Functional Reconstitution and Structural Flexibility of the CRAC Channel Orai

Abstract

Calcium (Ca2+) release-activated Ca2+ (CRAC) channels mediate Ca2+ influx across the plasma membrane in response to Ca2+ store depletion in the endoplasmic reticulum (ER). CRAC channel function requires two components: the plasma membrane Ca2+ channel Orai and its regulator located in the ER membrane, the Ca2+ store sensor STIM. Using liposomes reconstituted with a purified fusion protein of human Orai1 and cytosolic fragments of human STIM1 (hO1-SS), we show that Orai1 and STIM1 are sufficient to form active CRAC channels in vitro. Reconstituted hO1-SS recapitulates CRAC channel properties as shown by detection of sodium (Na+) flux in the absence of Ca2+ and by direct detection of Ca2+ flux. 2-APB, a known CRAC channel inhibitor, blocks both fluxes.

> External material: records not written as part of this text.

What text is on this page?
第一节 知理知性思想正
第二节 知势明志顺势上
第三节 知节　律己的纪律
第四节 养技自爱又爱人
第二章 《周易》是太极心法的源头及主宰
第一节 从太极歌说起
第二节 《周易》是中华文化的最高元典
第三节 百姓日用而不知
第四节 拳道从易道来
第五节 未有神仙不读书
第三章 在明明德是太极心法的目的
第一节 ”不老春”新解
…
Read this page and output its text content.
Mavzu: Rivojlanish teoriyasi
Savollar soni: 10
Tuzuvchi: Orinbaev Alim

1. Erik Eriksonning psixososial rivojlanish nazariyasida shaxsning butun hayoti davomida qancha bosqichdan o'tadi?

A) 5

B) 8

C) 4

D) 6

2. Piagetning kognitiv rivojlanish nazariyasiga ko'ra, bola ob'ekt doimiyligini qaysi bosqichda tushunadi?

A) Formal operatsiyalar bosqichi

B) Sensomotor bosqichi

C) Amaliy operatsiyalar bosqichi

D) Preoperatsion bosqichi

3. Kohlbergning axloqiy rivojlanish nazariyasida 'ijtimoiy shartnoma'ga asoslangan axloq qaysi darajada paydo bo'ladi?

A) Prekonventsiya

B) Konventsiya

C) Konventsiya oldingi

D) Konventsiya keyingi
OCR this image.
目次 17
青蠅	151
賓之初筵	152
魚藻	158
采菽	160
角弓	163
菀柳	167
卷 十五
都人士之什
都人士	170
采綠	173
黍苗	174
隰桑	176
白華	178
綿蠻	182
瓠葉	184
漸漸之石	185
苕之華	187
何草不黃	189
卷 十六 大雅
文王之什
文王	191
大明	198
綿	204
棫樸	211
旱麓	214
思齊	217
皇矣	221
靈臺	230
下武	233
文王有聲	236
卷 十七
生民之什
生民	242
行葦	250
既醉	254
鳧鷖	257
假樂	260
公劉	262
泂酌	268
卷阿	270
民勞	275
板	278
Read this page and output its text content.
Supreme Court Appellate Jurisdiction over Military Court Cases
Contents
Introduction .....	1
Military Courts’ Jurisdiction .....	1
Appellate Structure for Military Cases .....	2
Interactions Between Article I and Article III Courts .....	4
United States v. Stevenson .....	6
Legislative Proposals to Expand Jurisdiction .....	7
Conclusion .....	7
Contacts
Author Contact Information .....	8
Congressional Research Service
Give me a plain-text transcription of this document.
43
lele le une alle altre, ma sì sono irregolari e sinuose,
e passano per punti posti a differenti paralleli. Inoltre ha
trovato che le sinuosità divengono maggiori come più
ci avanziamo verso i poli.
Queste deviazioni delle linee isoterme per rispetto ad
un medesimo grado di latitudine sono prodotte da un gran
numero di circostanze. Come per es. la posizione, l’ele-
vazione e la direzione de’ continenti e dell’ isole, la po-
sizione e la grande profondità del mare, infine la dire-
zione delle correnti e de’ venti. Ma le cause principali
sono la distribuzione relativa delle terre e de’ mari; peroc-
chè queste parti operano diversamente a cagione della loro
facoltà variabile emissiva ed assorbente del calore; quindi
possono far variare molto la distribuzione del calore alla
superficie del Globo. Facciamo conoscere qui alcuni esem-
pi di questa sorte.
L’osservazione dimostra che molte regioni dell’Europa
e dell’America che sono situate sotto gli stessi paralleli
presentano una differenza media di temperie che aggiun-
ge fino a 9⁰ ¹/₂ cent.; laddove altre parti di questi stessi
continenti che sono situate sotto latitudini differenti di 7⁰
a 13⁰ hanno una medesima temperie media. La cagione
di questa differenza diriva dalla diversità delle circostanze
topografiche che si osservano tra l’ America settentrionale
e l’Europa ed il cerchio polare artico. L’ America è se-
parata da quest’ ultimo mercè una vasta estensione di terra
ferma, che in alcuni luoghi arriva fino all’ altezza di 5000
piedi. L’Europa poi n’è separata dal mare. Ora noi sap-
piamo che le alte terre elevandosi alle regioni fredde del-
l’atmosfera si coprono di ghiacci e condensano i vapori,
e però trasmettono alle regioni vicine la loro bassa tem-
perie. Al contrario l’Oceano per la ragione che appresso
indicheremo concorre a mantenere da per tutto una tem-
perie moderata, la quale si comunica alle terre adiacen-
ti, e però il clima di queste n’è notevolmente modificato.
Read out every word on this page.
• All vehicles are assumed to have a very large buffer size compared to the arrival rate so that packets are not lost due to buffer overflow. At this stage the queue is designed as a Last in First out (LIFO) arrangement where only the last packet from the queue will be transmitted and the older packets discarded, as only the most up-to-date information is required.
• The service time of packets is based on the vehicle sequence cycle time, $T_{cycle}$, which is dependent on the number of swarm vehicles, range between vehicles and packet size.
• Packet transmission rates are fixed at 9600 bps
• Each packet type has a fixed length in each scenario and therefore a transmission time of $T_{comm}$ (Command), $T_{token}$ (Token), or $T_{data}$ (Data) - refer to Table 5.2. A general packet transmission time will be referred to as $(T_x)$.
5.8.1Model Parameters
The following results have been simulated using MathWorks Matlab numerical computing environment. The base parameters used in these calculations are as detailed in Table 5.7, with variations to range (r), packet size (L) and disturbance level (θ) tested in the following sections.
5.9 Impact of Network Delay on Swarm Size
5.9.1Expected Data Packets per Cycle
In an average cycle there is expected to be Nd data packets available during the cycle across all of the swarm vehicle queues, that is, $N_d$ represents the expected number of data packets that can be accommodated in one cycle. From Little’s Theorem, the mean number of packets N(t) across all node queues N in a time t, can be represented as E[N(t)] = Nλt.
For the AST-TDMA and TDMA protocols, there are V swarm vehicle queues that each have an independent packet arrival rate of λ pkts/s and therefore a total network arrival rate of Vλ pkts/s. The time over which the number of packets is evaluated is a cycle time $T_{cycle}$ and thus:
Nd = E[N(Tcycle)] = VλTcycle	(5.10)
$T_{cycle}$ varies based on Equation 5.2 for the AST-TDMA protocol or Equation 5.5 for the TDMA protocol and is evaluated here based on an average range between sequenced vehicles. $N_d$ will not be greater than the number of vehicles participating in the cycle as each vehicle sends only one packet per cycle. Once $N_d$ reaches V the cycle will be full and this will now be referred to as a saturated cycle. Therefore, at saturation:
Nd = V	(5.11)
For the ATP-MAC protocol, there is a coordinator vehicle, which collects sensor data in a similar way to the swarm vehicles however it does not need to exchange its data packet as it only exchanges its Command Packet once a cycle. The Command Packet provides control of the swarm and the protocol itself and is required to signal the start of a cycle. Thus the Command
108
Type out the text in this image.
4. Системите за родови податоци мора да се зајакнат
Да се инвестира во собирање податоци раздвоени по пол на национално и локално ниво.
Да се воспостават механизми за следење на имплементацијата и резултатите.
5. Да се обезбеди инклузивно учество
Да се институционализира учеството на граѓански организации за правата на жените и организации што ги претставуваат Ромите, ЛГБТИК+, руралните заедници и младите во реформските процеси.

Our findings confirm that human STIM1 gates the pore of Orai1 and demonstrates that the two proteins are sufficient to form functional channels in the absence of other cellular factors. Previously, we published the crystal structure of drosophila Orai in a closed state. Here we present low-resolution X-ray diffraction data of human Orai1, which indicate an overall structure that is indistinguishable from drosophila Orai. In addition, a new 4.25 A resolution X-ray structure of drosophila Orai reveals an extended conformation of the fourth transmembrane helix (M4) at the periphery of the channel that extends into the cytosol and is strikingly different from the arrangement of these helices in the previous structure. The comparison of structures reveals conformational flexibility that starts from the M4 helices and continues into the cytosolic M4 extension helices. In all of the structures, the pore adopts the same conformation and remains closed. The conformational flexibility observed for the M4 and M4 extension helices may have a role in the binding of STIM and in signal transduction from the ER.